Tea is consumed throughout the day, not just as a morning drink. 

Ordering Tea In Cafes and Restaurants

Unless you are going out for Afternoon Tea with the associated cakes and sandwiches, ordering tea in a cafe or restaurant will result in an English Breakfast teabag in a cup or mug of hot water. You don’t need to specify ‘hot tea’, the assumption is that you are ordering a hot drink. 

If you want iced tea or a herbal or fruit tea you need to order that upfront. Otherwise, you’ll get an English Breakfast tea to which you can then add milk and sugar. 

Iced tea in the UK will generally be a bottle of pre-made Lipton. It’s very rare for people to drink iced tea, so it won’t automatically be available.

If you are having Afternoon Tea in a tearoom or hotel, you will be brought a pot of loose-leaf tea and a strainer to pour the liquid through to catch the tea leaves. A jug of milk and sugar will be on the table for you to add to your cup. 

You might also be given a jug of hot water. This is to be added to the teapot to make more tea, not to top up your cup and weaken the tea in it.

Tea Etiquette and Tips

If you are having Afternoon Tea at a fancy hotel, then there are additional points of etiquette regarding the use of teaspoons and napkins, but as this is more of a tourist activity you won’t be judged harshly. The tips below are for day-to-day casual tea drinking. 
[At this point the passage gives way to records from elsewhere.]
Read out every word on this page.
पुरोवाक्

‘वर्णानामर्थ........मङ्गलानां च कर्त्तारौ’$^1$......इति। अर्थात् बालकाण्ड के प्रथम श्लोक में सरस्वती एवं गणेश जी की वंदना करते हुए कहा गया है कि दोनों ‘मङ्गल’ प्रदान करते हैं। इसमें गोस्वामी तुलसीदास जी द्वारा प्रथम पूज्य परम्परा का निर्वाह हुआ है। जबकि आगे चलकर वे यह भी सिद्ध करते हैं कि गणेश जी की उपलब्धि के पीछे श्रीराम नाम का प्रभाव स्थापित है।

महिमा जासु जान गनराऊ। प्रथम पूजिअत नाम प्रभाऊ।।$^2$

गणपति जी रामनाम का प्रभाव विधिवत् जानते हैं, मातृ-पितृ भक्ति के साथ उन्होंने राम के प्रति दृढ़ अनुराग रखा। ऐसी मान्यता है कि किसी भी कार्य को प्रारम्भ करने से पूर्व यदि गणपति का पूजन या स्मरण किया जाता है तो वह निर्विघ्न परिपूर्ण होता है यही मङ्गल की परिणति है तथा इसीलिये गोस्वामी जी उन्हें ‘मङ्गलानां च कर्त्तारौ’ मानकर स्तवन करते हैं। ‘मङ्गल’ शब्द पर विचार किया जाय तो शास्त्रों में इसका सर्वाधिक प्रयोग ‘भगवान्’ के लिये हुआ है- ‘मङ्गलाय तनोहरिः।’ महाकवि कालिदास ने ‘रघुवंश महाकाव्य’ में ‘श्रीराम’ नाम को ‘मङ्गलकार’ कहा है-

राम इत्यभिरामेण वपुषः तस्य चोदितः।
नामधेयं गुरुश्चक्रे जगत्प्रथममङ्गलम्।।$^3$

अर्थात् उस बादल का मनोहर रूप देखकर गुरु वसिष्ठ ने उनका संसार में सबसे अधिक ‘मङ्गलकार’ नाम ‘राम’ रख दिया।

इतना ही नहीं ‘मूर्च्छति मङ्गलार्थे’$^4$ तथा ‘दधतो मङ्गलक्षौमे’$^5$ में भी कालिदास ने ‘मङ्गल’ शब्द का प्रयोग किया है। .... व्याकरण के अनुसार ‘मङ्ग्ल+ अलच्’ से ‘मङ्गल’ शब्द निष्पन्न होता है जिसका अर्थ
Sticking your little finger out when drinking tea is a no-no. It might have been a common practice once, but these days it will mark you as a non-tea drinker and be considered an affectation.

Don’t slurp your tea – making noises when drinking tea is considered rude.

Just like in pubs where people buy drinks in rounds, in the workplace it is common for people to offer and make tea for everyone in their immediate vicinity and if you partake it is polite to offer to make tea for those people later on.

In homes and workplaces, you might see people dipping a biscuit into their tea before eating it. This shouldn’t be done in formal settings like Afternoon Tea. I never do it, but that’s primarily because I’m not a biscuit fan. It’s not a practice that appeals to me but I also don’t consider it rude for someone else to do it.

And when the British say biscuits, we mean these in the image below. 

It is common and polite, but not a requirement, to offer a cup of tea to a tradesperson doing work in your home, for example, an electrician or plumber. If they ask for a ‘builder’s tea’, they mean a strong cup of tea (that has been brewed for several minutes) with a small amount of milk.

As you can see in my cup of tea, there are some small filmy bits on the top of the mug – this is nothing to be concerned about. It doesn’t mean the tea is bad – some UK areas such as London have ‘hard’ tap water which contains higher levels of calcium carbonate. Compounds in the tea bind to the calcium carbonate and form these bits of oily film. You can ignore them and drink the cup as it is.